Procédure et participantes

Les cinq plus grandes associations représentatives de l’industrie de la construction au Québec ont collaboré au recrutement des participantes en envoyant une lettre d’information à leurs membres féminins afin de leur présenter l’étude et de les inviter à répondre à un questionnaire. Ces femmes avaient le choix de répondre à un questionnaire en ligne ou en format papier. L’hyperlien menant au questionnaire était inscrit dans la lettre d’information qu’elles ont reçue. Celles qui désiraient recevoir un questionnaire par la poste étaient invitées à communiquer directement avec l’équipe de recherche. Celle-ci leur envoyait alors un questionnaire papier ainsi qu’une enveloppe de retour préaffranchie. L’étude était également affichée sur le site Internet de l’organisme FRONT (Femmes regroupées en options non traditionnelles), tandis que les syndicats en ont fait l’annonce dans leur journal respectif.
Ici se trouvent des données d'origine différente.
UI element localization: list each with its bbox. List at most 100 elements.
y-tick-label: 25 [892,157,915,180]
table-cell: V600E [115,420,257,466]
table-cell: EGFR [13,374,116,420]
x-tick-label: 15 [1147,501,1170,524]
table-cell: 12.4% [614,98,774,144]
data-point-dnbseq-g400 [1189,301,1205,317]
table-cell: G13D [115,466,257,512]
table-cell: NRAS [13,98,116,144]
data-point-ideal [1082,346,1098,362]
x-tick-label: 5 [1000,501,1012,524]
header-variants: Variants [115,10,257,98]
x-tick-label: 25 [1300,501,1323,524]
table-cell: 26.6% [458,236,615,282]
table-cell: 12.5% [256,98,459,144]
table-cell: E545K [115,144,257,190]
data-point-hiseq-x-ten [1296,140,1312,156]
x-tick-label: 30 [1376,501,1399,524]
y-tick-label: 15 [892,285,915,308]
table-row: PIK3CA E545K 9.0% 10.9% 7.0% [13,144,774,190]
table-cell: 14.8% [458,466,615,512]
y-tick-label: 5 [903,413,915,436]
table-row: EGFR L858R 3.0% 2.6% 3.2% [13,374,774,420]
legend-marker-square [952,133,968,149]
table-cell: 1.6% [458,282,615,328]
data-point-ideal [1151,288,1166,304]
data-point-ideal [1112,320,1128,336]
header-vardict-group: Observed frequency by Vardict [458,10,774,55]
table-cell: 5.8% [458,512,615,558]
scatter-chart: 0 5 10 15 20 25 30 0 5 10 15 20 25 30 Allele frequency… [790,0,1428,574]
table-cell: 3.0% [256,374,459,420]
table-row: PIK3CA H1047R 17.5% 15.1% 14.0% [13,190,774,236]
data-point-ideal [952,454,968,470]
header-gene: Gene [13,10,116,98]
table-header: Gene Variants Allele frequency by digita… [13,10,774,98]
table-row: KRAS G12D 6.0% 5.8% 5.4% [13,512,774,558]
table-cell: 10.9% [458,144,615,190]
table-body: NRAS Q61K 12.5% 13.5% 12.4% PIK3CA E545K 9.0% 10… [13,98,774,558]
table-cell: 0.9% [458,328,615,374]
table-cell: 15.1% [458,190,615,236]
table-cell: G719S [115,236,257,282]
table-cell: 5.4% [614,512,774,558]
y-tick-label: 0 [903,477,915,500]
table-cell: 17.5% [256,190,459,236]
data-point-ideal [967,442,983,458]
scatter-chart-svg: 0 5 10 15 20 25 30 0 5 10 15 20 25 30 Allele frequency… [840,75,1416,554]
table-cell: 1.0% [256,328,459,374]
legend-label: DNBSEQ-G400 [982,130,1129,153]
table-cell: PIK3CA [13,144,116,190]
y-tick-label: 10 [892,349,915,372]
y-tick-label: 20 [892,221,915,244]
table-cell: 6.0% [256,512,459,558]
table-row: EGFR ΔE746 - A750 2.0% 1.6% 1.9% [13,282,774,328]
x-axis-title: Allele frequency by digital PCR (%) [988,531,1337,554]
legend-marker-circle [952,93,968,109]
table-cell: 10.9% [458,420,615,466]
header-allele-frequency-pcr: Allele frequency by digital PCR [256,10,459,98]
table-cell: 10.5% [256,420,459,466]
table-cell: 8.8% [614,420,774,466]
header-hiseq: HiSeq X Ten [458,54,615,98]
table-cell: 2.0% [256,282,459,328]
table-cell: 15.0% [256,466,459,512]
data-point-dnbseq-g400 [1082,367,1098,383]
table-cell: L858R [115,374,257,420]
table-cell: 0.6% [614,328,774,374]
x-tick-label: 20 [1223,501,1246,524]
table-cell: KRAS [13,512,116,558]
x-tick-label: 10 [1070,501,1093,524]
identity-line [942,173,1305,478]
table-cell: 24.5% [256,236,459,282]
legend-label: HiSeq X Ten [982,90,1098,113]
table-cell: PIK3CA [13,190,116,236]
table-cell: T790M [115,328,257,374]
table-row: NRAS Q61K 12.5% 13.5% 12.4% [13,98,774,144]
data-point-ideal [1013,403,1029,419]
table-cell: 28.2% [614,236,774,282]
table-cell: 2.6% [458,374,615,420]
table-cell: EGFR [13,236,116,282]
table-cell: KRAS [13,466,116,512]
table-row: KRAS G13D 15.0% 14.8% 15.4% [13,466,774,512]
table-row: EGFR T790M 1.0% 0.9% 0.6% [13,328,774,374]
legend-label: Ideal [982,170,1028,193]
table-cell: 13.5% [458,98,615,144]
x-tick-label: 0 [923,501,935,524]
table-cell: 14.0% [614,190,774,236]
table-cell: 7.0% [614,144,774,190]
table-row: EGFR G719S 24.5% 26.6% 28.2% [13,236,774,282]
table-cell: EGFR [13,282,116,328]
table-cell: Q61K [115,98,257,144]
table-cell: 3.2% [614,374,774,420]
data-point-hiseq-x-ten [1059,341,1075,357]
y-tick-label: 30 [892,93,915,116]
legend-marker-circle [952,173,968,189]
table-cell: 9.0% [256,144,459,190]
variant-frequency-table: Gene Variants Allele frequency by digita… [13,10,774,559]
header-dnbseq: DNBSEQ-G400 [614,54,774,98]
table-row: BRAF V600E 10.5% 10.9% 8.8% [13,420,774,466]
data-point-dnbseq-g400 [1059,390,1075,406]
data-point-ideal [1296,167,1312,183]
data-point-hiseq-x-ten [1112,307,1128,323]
Au total, 278 femmes ont rempli le questionnaire et, de ce nombre, 237 ont utilisé Internet pour y répondre. Environ cent femmes ont reçu un questionnaire papier par la poste et, de ce nombre, 41 y ont répondu et l’ont retourné à l’équipe de recherche. En accord avec les prémisses établies par Tabachnick et Fidell (2013), les participantes avec plus de 25 % de données manquantes (n = 41) ont été retirées de l’échantillon. Les données manquantes du reste de l’échantillon ont été remplacées par la moyenne, puisqu’elles représentaient moins de 5 % des données et que le résultat du test Little MCAR (Missing Completely At Random) était non significatif. Finalement, six participantes avec des valeurs extrêmes univariées ont été retirées de l’échantillon, de même qu’une participante avec des valeurs extrêmes multivariées.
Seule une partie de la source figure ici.